Ruler of Qatar creates history by stepping down
Big-spending sheikh makes history, and surprises outsiders, by becoming Arab world's first ruler to abdicate freely
Sheikh Hamad bin Khalifa al-Thani, the absolute ruler of Qatar, who used his tiny nation's oil and gas wealth to alter the course of events across the Middle East, told his family he would transfer power to his 33-year-old son, the Qatar-owned Al-Jazeera news organisation has reported.
At the age of 61, the emir surprised the outside world, if not his subjects, with the announcement that he would abdicate in favour of his son, Sheikh Tamim bin Hamad al-Thani, and also move aside his longtime foreign and prime minister, Hamad bin Jassim al-Thani, 53.
A diplomat said that by freely stepping down the emir would "score a first in the Arab world," where autocratic rulers held power uncontested for decades until the Arab Spring revolutions that toppled regimes in Tunisia, Egypt and Libya.
Hamad's decision comes as Qatar's hand - and cash - can be felt throughout the Middle East, raising questions about whether the son would continue Qatar's high-profile interventionist policy. In recent days, Qatar has let the Taliban open an office in Doha and has helped keep the Syrian rebels armed. And while it is allied with Washington, it has also raised the West's ire by financing radical Islamist rebels in various arenas.

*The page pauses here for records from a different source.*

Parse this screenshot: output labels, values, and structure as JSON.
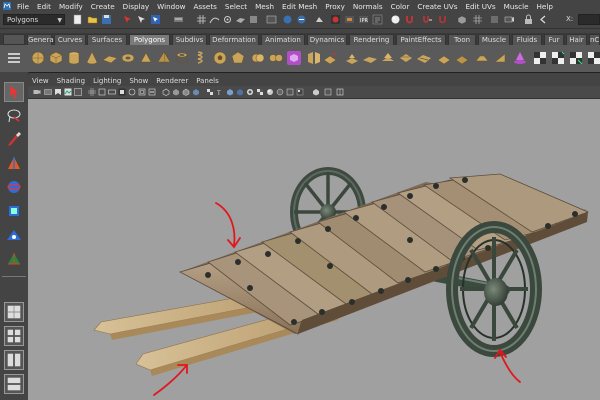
{
  "menubar": {
    "items": [
      "File",
      "Edit",
      "Modify",
      "Create",
      "Display",
      "Window",
      "Assets",
      "Select",
      "Mesh",
      "Edit Mesh",
      "Proxy",
      "Normals",
      "Color",
      "Create UVs",
      "Edit UVs",
      "Muscle",
      "Help"
    ]
  },
  "statusline": {
    "mode_value": "Polygons",
    "field_label": "X:"
  },
  "shelf": {
    "tabs": [
      "General",
      "Curves",
      "Surfaces",
      "Polygons",
      "Subdivs",
      "Deformation",
      "Animation",
      "Dynamics",
      "Rendering",
      "PaintEffects",
      "Toon",
      "Muscle",
      "Fluids",
      "Fur",
      "Hair",
      "nCloth"
    ],
    "active_tab": "Polygons"
  },
  "panel": {
    "menus": [
      "View",
      "Shading",
      "Lighting",
      "Show",
      "Renderer",
      "Panels"
    ]
  },
  "colors": {
    "viewport_bg": "#a0a0a0",
    "active_tab": "#7a7a7a",
    "annotation_red": "#e0171c"
  },
  "icons": {
    "select": "arrow-select-icon",
    "lasso": "lasso-icon",
    "paint": "paint-select-icon",
    "move": "move-icon",
    "rotate": "rotate-icon",
    "scale": "scale-icon",
    "manipulator": "universal-manip-icon",
    "soft_mod": "soft-mod-icon",
    "show_manip": "show-manip-icon",
    "layouts": "layout-icon"
  }
}
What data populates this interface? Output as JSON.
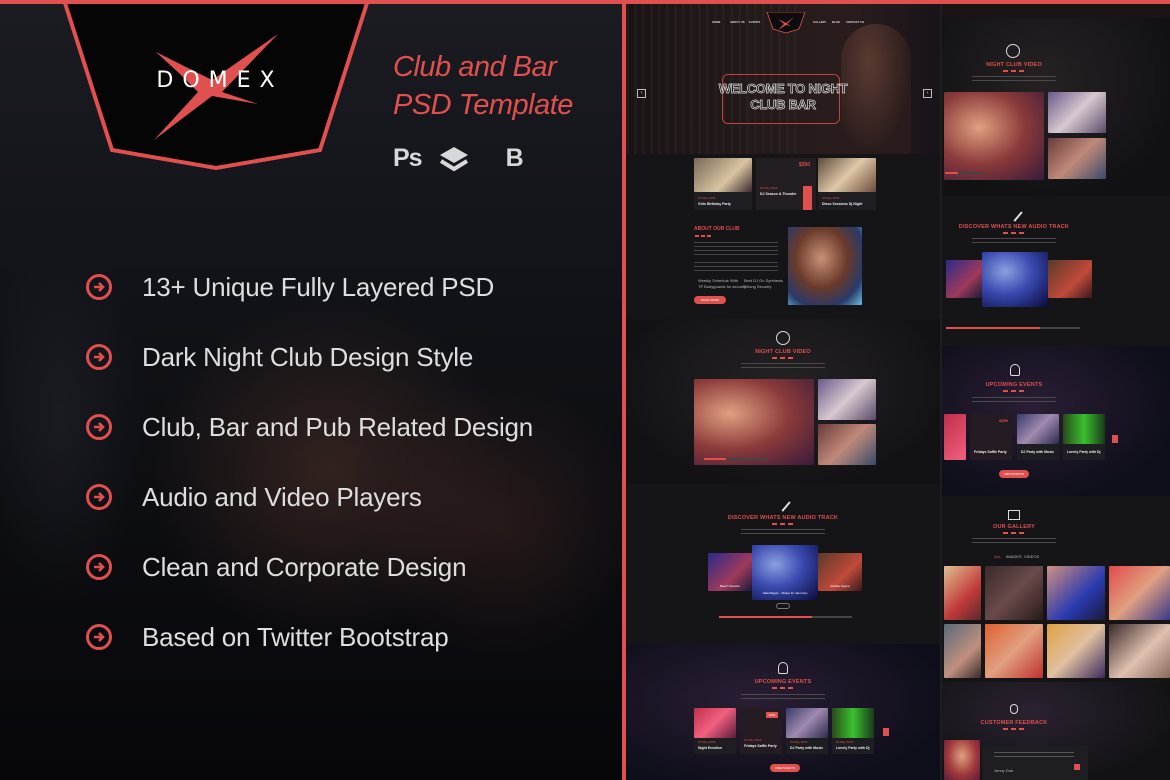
{
  "brand": {
    "logo_text": "DOMEX",
    "accent_color": "#e0504e",
    "title_line1": "Club and Bar",
    "title_line2": "PSD Template"
  },
  "tools": {
    "photoshop": "Ps",
    "layers_icon": "layers-icon",
    "bootstrap": "B"
  },
  "features": [
    {
      "label": "13+ Unique Fully Layered PSD"
    },
    {
      "label": "Dark Night Club Design Style"
    },
    {
      "label": "Club, Bar and Pub Related Design"
    },
    {
      "label": "Audio and Video Players"
    },
    {
      "label": "Clean and Corporate Design"
    },
    {
      "label": "Based on Twitter Bootstrap"
    }
  ],
  "preview": {
    "nav": [
      "HOME",
      "ABOUT US",
      "EVENTS",
      "GALLERY",
      "BLOG",
      "CONTACT US"
    ],
    "hero_title_line1": "WELCOME TO NIGHT",
    "hero_title_line2": "CLUB BAR",
    "hero_prev": "‹",
    "hero_next": "›",
    "event_price": "$350",
    "events_top": [
      {
        "date": "20 May 2018",
        "name": "Girls Birthday Party"
      },
      {
        "date": "20 May 2018",
        "name": "DJ Season & Thunder"
      },
      {
        "date": "20 May 2018",
        "name": "Disco Sessions Dj Night"
      }
    ],
    "about": {
      "title": "ABOUT OUR CLUB",
      "features": [
        "Weekly Schedule With",
        "Best DJ On Synthesis",
        "TP Bodyguards for security",
        "Strong Security"
      ],
      "button": "READ MORE"
    },
    "video": {
      "title": "NIGHT CLUB VIDEO",
      "progress": 0.35
    },
    "audio": {
      "title": "DISCOVER WHATS NEW AUDIO TRACK",
      "tracks": [
        "Beach Session",
        "Jalia Megan - Shape for Jammery",
        "Robbie Sagrat"
      ],
      "progress": 0.7
    },
    "upcoming": {
      "title": "UPCOMING EVENTS",
      "price": "$350",
      "events": [
        {
          "date": "20 May 2018",
          "name": "Night Emotion"
        },
        {
          "date": "20 May 2018",
          "name": "Fridays Saffle Party"
        },
        {
          "date": "20 May 2018",
          "name": "DJ Party with Music"
        },
        {
          "date": "20 May 2018",
          "name": "Lonely Party with Dj"
        }
      ],
      "button": "VIEW EVENTS"
    },
    "gallery": {
      "title": "OUR GALLERY",
      "filters": [
        "ALL",
        "IMAGES",
        "VIDEOS"
      ]
    },
    "feedback": {
      "title": "CUSTOMER FEEDBACK",
      "author": "Jenny Doe"
    }
  }
}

Tamim has little international profile and has concentrated almost entirely on domestic issues. Prime Minister Hamad, widely known as HBJ to distinguish him from the emir, aggressively pushed Qatar onto every world stage possible, first as foreign minister beginning in 1992 and then as both foreign and prime minister since 2007.
"I've never seen any evidence that Sheikh Tamim has a particular desire to focus internationally," said David Roberts, the director of the Qatar branch of the Royal United Services Institute, a British research centre. "It's never been in evidence."
The surprising abdication comes 18 years after Hamad, then in his early 40s, deposed his father in a bloodless coup that began the modern transformation of Qatar from a well-heeled backwater into a fantastically rich modern state, wielding its great wealth to "punch above their weight", as Brookings Institution scholar F. Gregory Gause put it.
Hamad took a country that has only 250,000 citizens and used its deep pockets to influence events from Morocco to the Philippines. It also won a controversial bid for the 2022 World Cup; dragged I.M. Pei out of retirement to make the Museum of Islamic Art a world-class institution rivalling the Louvre, at least architecturally; and most recently hosted an office for peace talks with the Taliban. Along the way, Qatari military aid helped topple an old friend of the emir's, Muammar Gaddafi, and is now taking aim at another former friend, Bashir al-Assad of Syria.
Now, however, is the emirate in for a screeching about-face?
As with so much in Qatar, just what will happen is opaque in the extreme. For a country that brought the world Al-Jazeera, it is notoriously secretive, with no real freedom of press at home.
Many Qataris say the abdication has been whispered about for months. One theory is health problems. The emir, known to have had two kidney transplants, has lost a lot of weight recently.
A new constitution passed in 2003 provided for him to choose his successor from among the sons of any of his three wives; previously it had been the eldest of his sons. Tamim is the second son of the emir's second wife.
Worrisome to the beneficiaries of Qatar's free-spending international interventions is whether the emirate will continue to get involved as aggressively and expansively as it has over the past 20 years.